- Origin: Kingston, Jamaica
- Genres: Reggae
- Past members: Derrick Crooks; Sydney Crooks; Winston Bailey; Abraham Green; Roy Beckford;

= The Slickers =

Jamaican reggae band

The Slickers were a Jamaican rocksteady and reggae group in the late 1960s and early 1970s.

The Slickers centred on Derrick Crooks, one of the founding members of The Pioneers along with his brother Sydney. In the mid-1960s, The Slickers consisted of the Crooks brothers and Winston Bailey. Derrick was the only constant member, with Abraham Green joining the Crooks brothers at the time "Johnny Too Bad" was recorded. The Slickers have often been wrongly assumed to simply be an alias for The Pioneers due to their similar vocal stylings. The Slickers toured the United Kingdom and United States on the back of the success of "Johnny Too Bad", and continued until 1979, when they recorded the Breakthrough album, before splitting up.

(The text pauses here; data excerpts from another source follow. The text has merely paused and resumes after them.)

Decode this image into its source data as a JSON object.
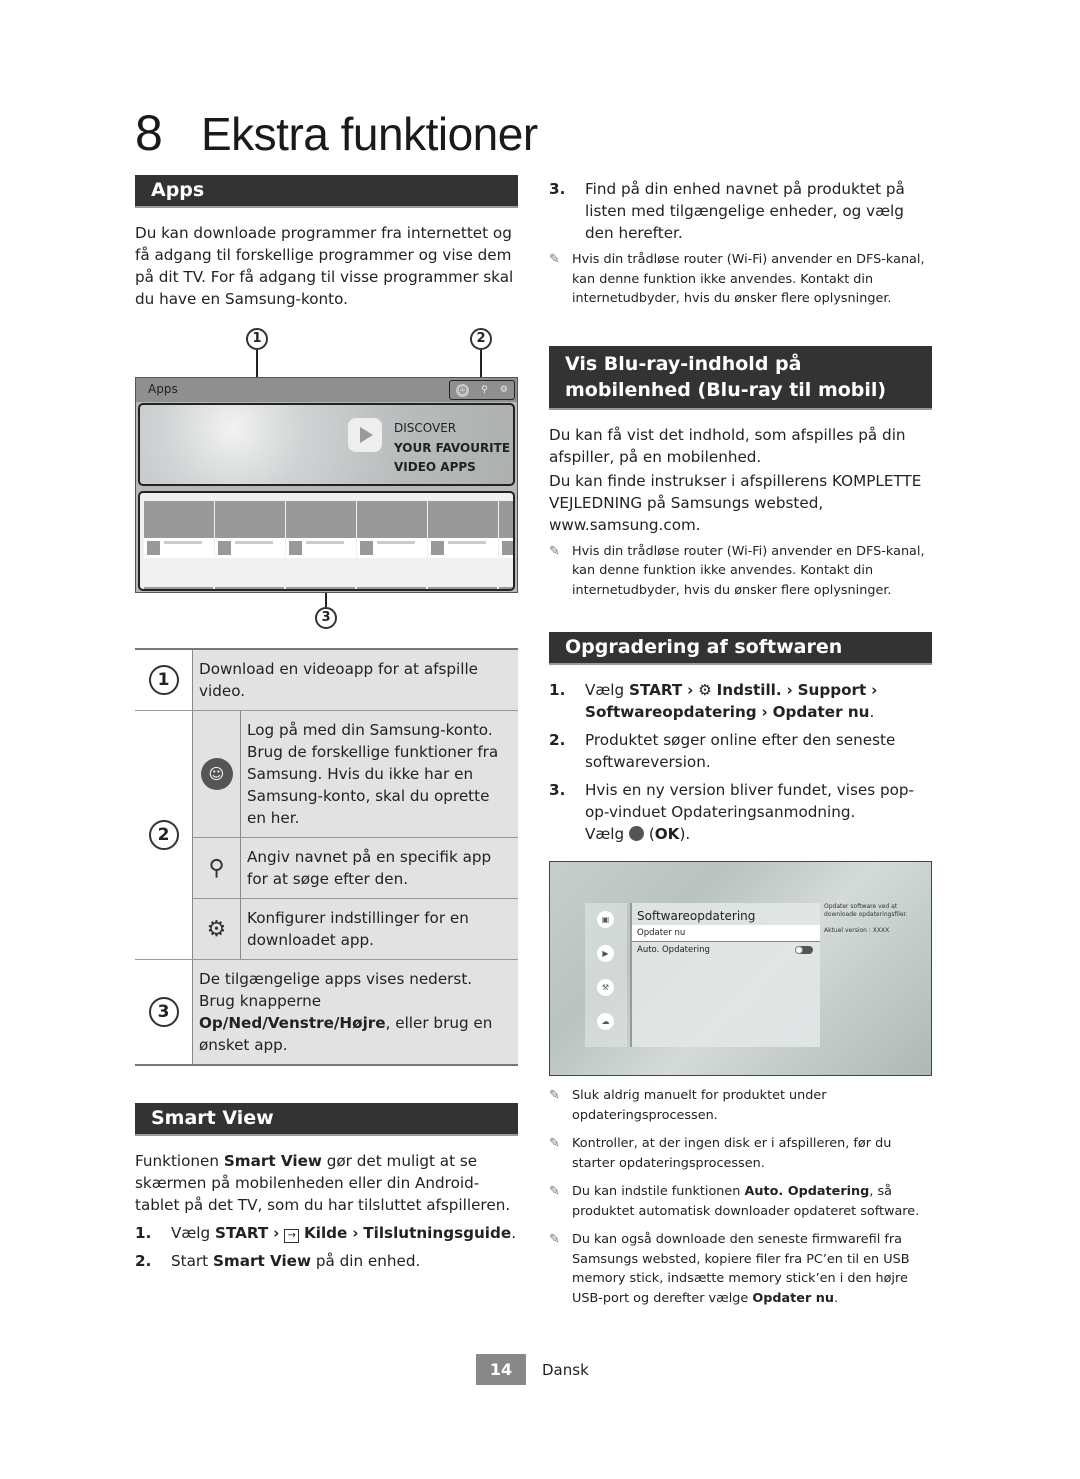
{
  "chapter": {
    "number": "8",
    "title": "Ekstra funktioner"
  },
  "apps": {
    "heading": "Apps",
    "intro": "Du kan downloade programmer fra internettet og få adgang til forskellige programmer og vise dem på dit TV. For få adgang til visse programmer skal du have en Samsung-konto.",
    "figure": {
      "callouts": [
        "1",
        "2",
        "3"
      ],
      "bar_title": "Apps",
      "icons": [
        "account-icon",
        "search-icon",
        "gear-icon"
      ],
      "banner_lines": [
        "DISCOVER",
        "YOUR FAVOURITE",
        "VIDEO APPS"
      ]
    },
    "legend": [
      {
        "num": "1",
        "text": "Download en videoapp for at afspille video."
      },
      {
        "num": "2",
        "items": [
          {
            "icon": "account-icon",
            "text": "Log på med din Samsung-konto. Brug de forskellige funktioner fra Samsung. Hvis du ikke har en Samsung-konto, skal du oprette en her."
          },
          {
            "icon": "search-icon",
            "text": "Angiv navnet på en specifik app for at søge efter den."
          },
          {
            "icon": "gear-icon",
            "text": "Konfigurer indstillinger for en downloadet app."
          }
        ]
      },
      {
        "num": "3",
        "text_pre": "De tilgængelige apps vises nederst. Brug knapperne ",
        "text_bold": "Op/Ned/Venstre/Højre",
        "text_post": ", eller brug en ønsket app."
      }
    ]
  },
  "smart_view": {
    "heading": "Smart View",
    "intro_pre": "Funktionen ",
    "intro_bold": "Smart View",
    "intro_post": " gør det muligt at se skærmen på mobilenheden eller din Android-tablet på det TV, som du har tilsluttet afspilleren.",
    "steps": [
      {
        "n": "1.",
        "pre": "Vælg ",
        "b1": "START",
        "sep": ">",
        "icon": "source-icon",
        "b2": "Kilde",
        "b3": "Tilslutningsguide",
        "post": "."
      },
      {
        "n": "2.",
        "pre": "Start ",
        "bold": "Smart View",
        "post": " på din enhed."
      },
      {
        "n": "3.",
        "text": "Find på din enhed navnet på produktet på listen med tilgængelige enheder, og vælg den herefter."
      }
    ],
    "note": "Hvis din trådløse router (Wi-Fi) anvender en DFS-kanal, kan denne funktion ikke anvendes. Kontakt din internetudbyder, hvis du ønsker flere oplysninger."
  },
  "bluray_mobile": {
    "heading": "Vis Blu-ray-indhold på mobilenhed (Blu-ray til mobil)",
    "para1": "Du kan få vist det indhold, som afspilles på din afspiller, på en mobilenhed.",
    "para2": "Du kan finde instrukser i afspillerens KOMPLETTE VEJLEDNING på Samsungs websted, www.samsung.com.",
    "note": "Hvis din trådløse router (Wi-Fi) anvender en DFS-kanal, kan denne funktion ikke anvendes. Kontakt din internetudbyder, hvis du ønsker flere oplysninger."
  },
  "upgrade": {
    "heading": "Opgradering af softwaren",
    "steps": [
      {
        "n": "1.",
        "pre": "Vælg ",
        "b1": "START",
        "b2": "Indstill.",
        "b3": "Support",
        "b4": "Softwareopdatering",
        "b5": "Opdater nu",
        "post": "."
      },
      {
        "n": "2.",
        "text": "Produktet søger online efter den seneste softwareversion."
      },
      {
        "n": "3.",
        "text": "Hvis en ny version bliver fundet, vises pop-op-vinduet Opdateringsanmodning.",
        "pre2": "Vælg ",
        "bold": "OK"
      }
    ],
    "screen": {
      "title": "Softwareopdatering",
      "items": [
        "Opdater nu",
        "Auto. Opdatering"
      ],
      "auto_update_on": false,
      "info": "Opdater software ved at downloade opdateringsfiler.",
      "version": "Aktuel version : XXXX",
      "side_icons": [
        "picture-icon",
        "sound-icon",
        "wrench-icon",
        "support-icon"
      ]
    },
    "notes": [
      {
        "text": "Sluk aldrig manuelt for produktet under opdateringsprocessen."
      },
      {
        "text": "Kontroller, at der ingen disk er i afspilleren, før du starter opdateringsprocessen."
      },
      {
        "pre": "Du kan indstile funktionen ",
        "bold": "Auto. Opdatering",
        "post": ", så produktet automatisk downloader opdateret software."
      },
      {
        "pre": "Du kan også downloade den seneste firmwarefil fra Samsungs websted, kopiere filer fra PC’en til en USB memory stick, indsætte memory stick’en i den højre USB-port og derefter vælge ",
        "bold": "Opdater nu",
        "post": "."
      }
    ]
  },
  "footer": {
    "page": "14",
    "language": "Dansk"
  }
}
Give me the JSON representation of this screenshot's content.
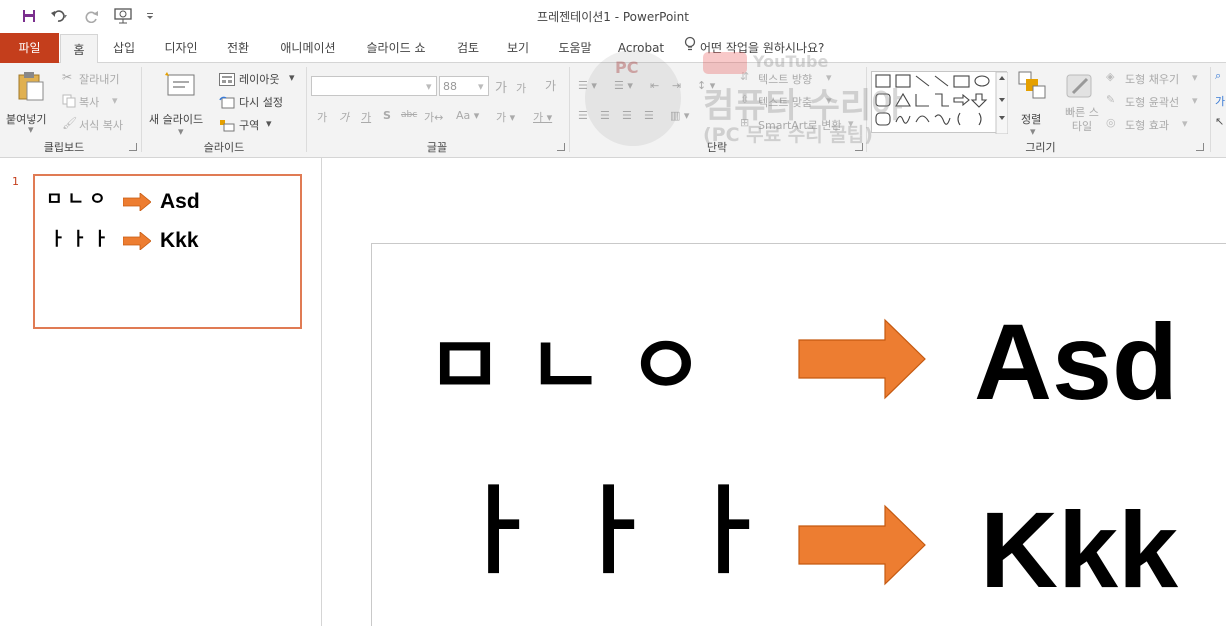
{
  "window": {
    "title": "프레젠테이션1  -  PowerPoint"
  },
  "tabs": {
    "file": "파일",
    "home": "홈",
    "insert": "삽입",
    "design": "디자인",
    "transitions": "전환",
    "animations": "애니메이션",
    "slideshow": "슬라이드 쇼",
    "review": "검토",
    "view": "보기",
    "help": "도움말",
    "acrobat": "Acrobat",
    "tellme": "어떤 작업을 원하시나요?"
  },
  "ribbon": {
    "clipboard": {
      "paste": "붙여넣기",
      "cut": "잘라내기",
      "copy": "복사",
      "format_painter": "서식 복사",
      "group_label": "클립보드"
    },
    "slides": {
      "new_slide": "새 슬라이드",
      "layout": "레이아웃",
      "reset": "다시 설정",
      "section": "구역",
      "group_label": "슬라이드"
    },
    "font": {
      "size": "88",
      "group_label": "글꼴"
    },
    "paragraph": {
      "text_direction": "텍스트 방향",
      "align_text": "텍스트 맞춤",
      "smartart": "SmartArt로 변환",
      "group_label": "단락"
    },
    "drawing": {
      "arrange": "정렬",
      "quick_styles": "빠른 스타일",
      "shape_fill": "도형 채우기",
      "shape_outline": "도형 윤곽선",
      "shape_effects": "도형 효과",
      "group_label": "그리기"
    }
  },
  "watermark": {
    "line1": "컴퓨터 수리야",
    "line2": "(PC 무료 수리 꿀팁)",
    "logo": "PC",
    "youtube": "YouTube"
  },
  "thumbnail": {
    "number": "1"
  },
  "slide": {
    "row1_left": "ㅁ ㄴ ㅇ",
    "row1_right": "Asd",
    "row2_left": "ㅏ ㅏ ㅏ",
    "row2_right": "Kkk"
  },
  "colors": {
    "file_tab": "#c43e1c",
    "arrow_fill": "#ed7d31",
    "thumb_border": "#e07b54",
    "quick_access_icon": "#7b2f8e"
  }
}
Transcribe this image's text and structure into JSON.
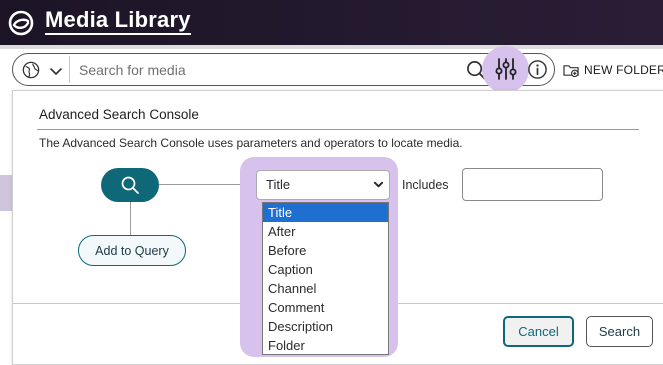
{
  "header": {
    "title": "Media Library"
  },
  "search": {
    "placeholder": "Search for media",
    "value": ""
  },
  "toolbar": {
    "new_folder_label": "NEW FOLDER"
  },
  "panel": {
    "title": "Advanced Search Console",
    "description": "The Advanced Search Console uses parameters and operators to locate media.",
    "add_to_query_label": "Add to Query",
    "operator_label": "Includes",
    "field_selected": "Title",
    "field_options": [
      "Title",
      "After",
      "Before",
      "Caption",
      "Channel",
      "Comment",
      "Description",
      "Folder"
    ],
    "value_input": "",
    "cancel_label": "Cancel",
    "search_label": "Search"
  },
  "colors": {
    "header_bg": "#1c1426",
    "accent_teal": "#0e6878",
    "highlight_lilac": "#d6c2ec",
    "selection_blue": "#1f6fd1"
  },
  "icons": [
    "logo-icon",
    "globe-icon",
    "chevron-down-icon",
    "search-icon",
    "filter-sliders-icon",
    "info-icon",
    "new-folder-icon"
  ]
}
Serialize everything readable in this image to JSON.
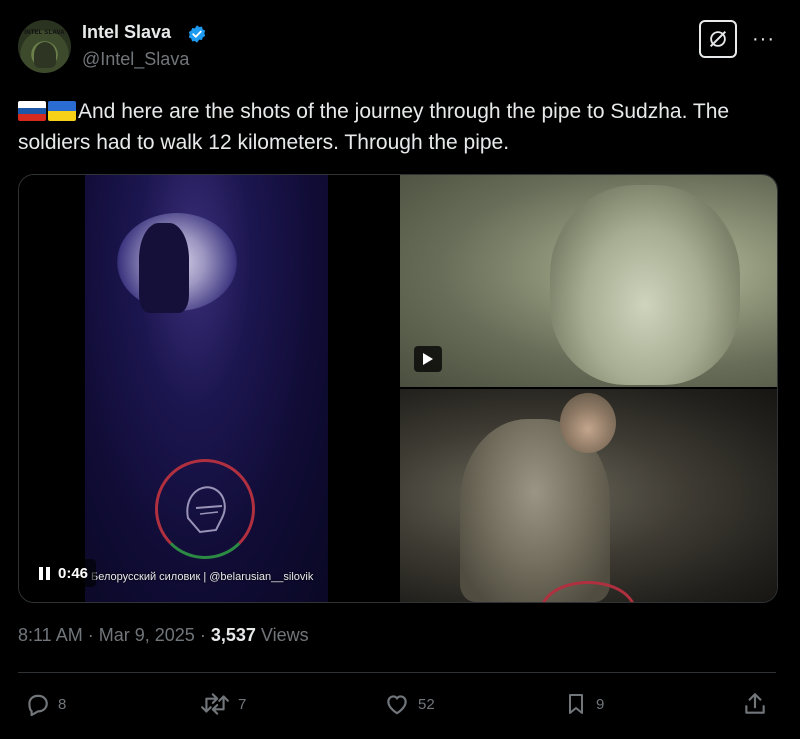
{
  "author": {
    "name": "Intel Slava",
    "handle": "@Intel_Slava",
    "avatar_text": "INTEL SLAVA",
    "verified_color": "#1d9bf0"
  },
  "header": {
    "grok_icon": "grok-icon",
    "more_icon": "more-icon",
    "more_label": "···"
  },
  "tweet": {
    "flags": [
      "russia-flag",
      "ukraine-flag"
    ],
    "text": "And here are the shots of the journey through the pipe to Sudzha. The soldiers had to walk 12 kilometers. Through the pipe."
  },
  "media": {
    "video": {
      "duration": "0:46",
      "watermark": "Белорусский силовик | @belarusian__silovik",
      "state_icon": "pause-icon"
    },
    "image_top": {
      "badge_icon": "play-icon"
    },
    "image_bottom": {}
  },
  "meta": {
    "time": "8:11 AM",
    "separator": "·",
    "date": "Mar 9, 2025",
    "views_count": "3,537",
    "views_label": "Views"
  },
  "actions": {
    "replies": "8",
    "reposts": "7",
    "likes": "52",
    "bookmarks": "9"
  },
  "colors": {
    "background": "#000000",
    "text": "#e7e9ea",
    "muted": "#71767b",
    "accent": "#1d9bf0"
  }
}
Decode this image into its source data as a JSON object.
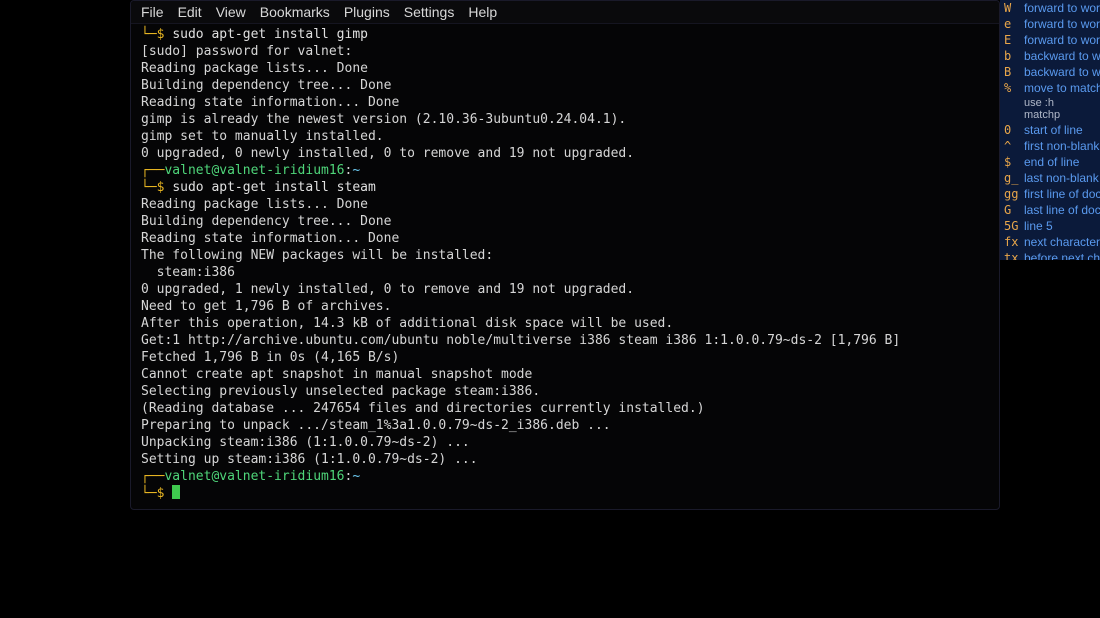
{
  "menubar": [
    "File",
    "Edit",
    "View",
    "Bookmarks",
    "Plugins",
    "Settings",
    "Help"
  ],
  "terminal": {
    "lines": [
      {
        "type": "prompt_cont",
        "dollar": "└─$ ",
        "cmd": "sudo apt-get install gimp"
      },
      {
        "type": "output",
        "text": "[sudo] password for valnet:"
      },
      {
        "type": "output",
        "text": "Reading package lists... Done"
      },
      {
        "type": "output",
        "text": "Building dependency tree... Done"
      },
      {
        "type": "output",
        "text": "Reading state information... Done"
      },
      {
        "type": "output",
        "text": "gimp is already the newest version (2.10.36-3ubuntu0.24.04.1)."
      },
      {
        "type": "output",
        "text": "gimp set to manually installed."
      },
      {
        "type": "output",
        "text": "0 upgraded, 0 newly installed, 0 to remove and 19 not upgraded."
      },
      {
        "type": "prompt_top",
        "branch": "┌──",
        "userhost": "valnet@valnet-iridium16",
        "sep": ":",
        "path": "~"
      },
      {
        "type": "prompt_cont",
        "dollar": "└─$ ",
        "cmd": "sudo apt-get install steam"
      },
      {
        "type": "output",
        "text": "Reading package lists... Done"
      },
      {
        "type": "output",
        "text": "Building dependency tree... Done"
      },
      {
        "type": "output",
        "text": "Reading state information... Done"
      },
      {
        "type": "output",
        "text": "The following NEW packages will be installed:"
      },
      {
        "type": "output",
        "text": "  steam:i386"
      },
      {
        "type": "output",
        "text": "0 upgraded, 1 newly installed, 0 to remove and 19 not upgraded."
      },
      {
        "type": "output",
        "text": "Need to get 1,796 B of archives."
      },
      {
        "type": "output",
        "text": "After this operation, 14.3 kB of additional disk space will be used."
      },
      {
        "type": "output",
        "text": "Get:1 http://archive.ubuntu.com/ubuntu noble/multiverse i386 steam i386 1:1.0.0.79~ds-2 [1,796 B]"
      },
      {
        "type": "output",
        "text": "Fetched 1,796 B in 0s (4,165 B/s)"
      },
      {
        "type": "output",
        "text": "Cannot create apt snapshot in manual snapshot mode"
      },
      {
        "type": "output",
        "text": "Selecting previously unselected package steam:i386."
      },
      {
        "type": "output",
        "text": "(Reading database ... 247654 files and directories currently installed.)"
      },
      {
        "type": "output",
        "text": "Preparing to unpack .../steam_1%3a1.0.0.79~ds-2_i386.deb ..."
      },
      {
        "type": "output",
        "text": "Unpacking steam:i386 (1:1.0.0.79~ds-2) ..."
      },
      {
        "type": "output",
        "text": "Setting up steam:i386 (1:1.0.0.79~ds-2) ..."
      },
      {
        "type": "prompt_top",
        "branch": "┌──",
        "userhost": "valnet@valnet-iridium16",
        "sep": ":",
        "path": "~"
      },
      {
        "type": "prompt_cursor",
        "dollar": "└─$ "
      }
    ]
  },
  "cheatsheet": [
    {
      "key": "W",
      "desc": "forward to wor"
    },
    {
      "key": "e",
      "desc": "forward to wor"
    },
    {
      "key": "E",
      "desc": "forward to wor"
    },
    {
      "key": "b",
      "desc": "backward to w"
    },
    {
      "key": "B",
      "desc": "backward to w"
    },
    {
      "key": "%",
      "desc": "move to matchi"
    },
    {
      "key": "",
      "desc": "use :h matchp",
      "header": true
    },
    {
      "key": "0",
      "desc": "start of line"
    },
    {
      "key": "^",
      "desc": "first non-blank"
    },
    {
      "key": "$",
      "desc": "end of line"
    },
    {
      "key": "g_",
      "desc": "last non-blank"
    },
    {
      "key": "gg",
      "desc": "first line of docu"
    },
    {
      "key": "G",
      "desc": "last line of docu"
    },
    {
      "key": "5G",
      "desc": "line 5"
    },
    {
      "key": "fx",
      "desc": "next character x"
    },
    {
      "key": "tx",
      "desc": "before next char"
    }
  ]
}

The song "Johnny Too Bad" was written by Trevor "Batman" Wilson, Winston Bailey, Roy Beckford and Derrick Crooks, as members of The Slickers. Performed by The Slickers, the song was used in the soundtrack for the 1972 Jimmy Cliff film, The Harder They Come, and was included in the soundtrack album. The album was far more successful than the film, selling well in the American and British markets, and Johnny Too Bad soon became a popular song to be played and recorded by other musicians and bands. It was covered by Jim Capaldi, drummer for the band Traffic, on his third solo album, 1975's Short Cut Draw Blood. Later it was also covered by the British reggae group UB40, the American reggae punk band Sublime, American power pop band The Silencers (1980, Columbia Records), and blues artist Taj Mahal. The Scottish folk singer-songwriter and guitar player John Martyn covered it in three different versions with additional lyrics, first on his 1980 album Grace and Danger, a second version recorded during the Grace and Danger sessions and then released on an extended Grace and Danger album in 1981. After he signed with Warner, Island Records released an extended 12" dub version, recorded prior to the Grace and Danger sessions, on 1982's The Electric John Martyn. The song was also part of bluegrass artist Peter Rowan's live repertoire during much of the mid-1980s and covered by the Jerry Garcia Band in late 1994 and 1995. The AfrAm string band, Sankofa Strings (Dom Flemons, Rhiannon Giddens, and Súle Greg Wilson) cover it on their 2006 album, "Colored Aristocracy".